Дочки-матери - Юрий Николаевич Леонов
Пожмурившись на соседа из под седеющих пучков бровей, дядь Митя присел на крыльцо в предчувствии обстоятельного разговора:
— Да ведь и раньше грачи мышами не брезговали. Или забыл?
— Ну да, когда лежалую солому ворошили, видал, хватали мышей.
— Не вегетарианцы они, не-ет. А вот в селе не пакостили, это верно. Не от тебя первого слышу. Да ведь и сорока ныне к жилью летит. Леса-то много ли осталось окрест?.. Клевали бы жука колорадского, тоже пища, так нет, никакой птице не нужен, истинная напасть…
— Жуки — ладно. От крыс отбоя нет, — пожаловался Иван Гаврилович. — Совсем обнаглели! Ночью, поверишь, дядь Мить, топают по половицам как жеребцы. Скатерть жрут. У шкафа всю дверцу изгрызли. А то будто пляшут, как его… буги-вуги. Пищат и пляшут. Шабаш какой-то, ей-ей!.. Свет включишь — никого. Только «ш-ш-ш» по углам. И глухо. Такое дело. Свет погасишь — опять у них сабантуй. Уже не пью — полные умственные способности. А с тварью этой не слажу.
— Ты стерегись, как бы чего не откусили в потемках, — смехом сказал Крохалев.

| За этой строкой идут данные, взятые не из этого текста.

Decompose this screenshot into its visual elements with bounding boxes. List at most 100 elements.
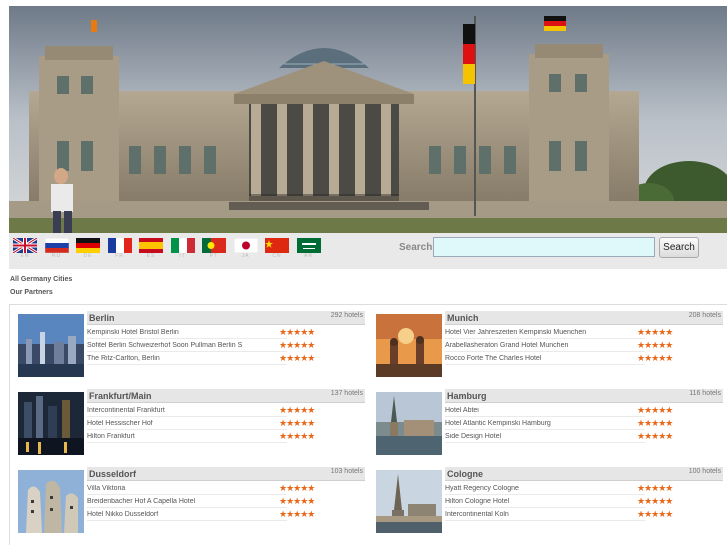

— Из ружья уже палил, — мрачно признался Иван Гаврилович.
— И как?
— Нормально. От ботинка одна подошва осталась. И в диване дыра… Спать разучился, вот ведь какое дело. Лежу и думаю: может, они нарочно на психику мою давят. Может, сговор у них такой — меня со свету изжить? Все от них прячу, вот и злятся. А может, чего оставить, пусть их?
— Оставь, оставь, — поддакнул дядь Митя, осклабясь так, что морщины побежали вниз с переносицы. — У тебя есть чего оставить, если по сусекам поскрести.
— Я ведь всерьез.
— И я всерьез, — построжев голосом, ответил дядь Митя. — Не раз уже примечал, вольготно жить стали, да не научились тем благом пользоваться. Вон Федя Косой из города рюкзак «Геркулеса» в пачках привез. Добро бы для себя — рыбам прикормку варит. Ну-ка вспомни, когда такое было — рюкзаками из города рыб кормить?.. Вот и крысы у него на том «Геркулесе» как в санатории. С ограничения себя да с порядка и начинать надо, коли хотим нормально жить.
— Ну, у меня жировать-то им вроде не с чего, — неуверенно произнес Иван Гаврилович, ожидая хотя бы молчаливой поддержки собеседника, но дядь Митя решил не оставлять соседа в этом призрачном заблуждении.
— Есть, есть… И ячмень выписывал для гусей, и картошка в избытке. А подпол уже который год собираешься забетонировать.
— Дак кабы он был в сельмаге, цемент-то…
— Кому надо, достают, Так-то, — назидательно заключил дядь Митя. — Ты вот что, заходи вечерком, я тебе затравки дам от этой твари. Затравка первый сорт. Чуток затолкаешь в рыбу, щепоть…
— Толкал уже и в рыбу, и в колбасу. Не берут. И крысоловки обходят. — одна всего и попалась. Им коньяк теперь выставляй — на меньшее не согласны. Ветчину или корейки на закусь — тогда, может, возьмут.
— Живучие твари. Как этот самый, колорадо…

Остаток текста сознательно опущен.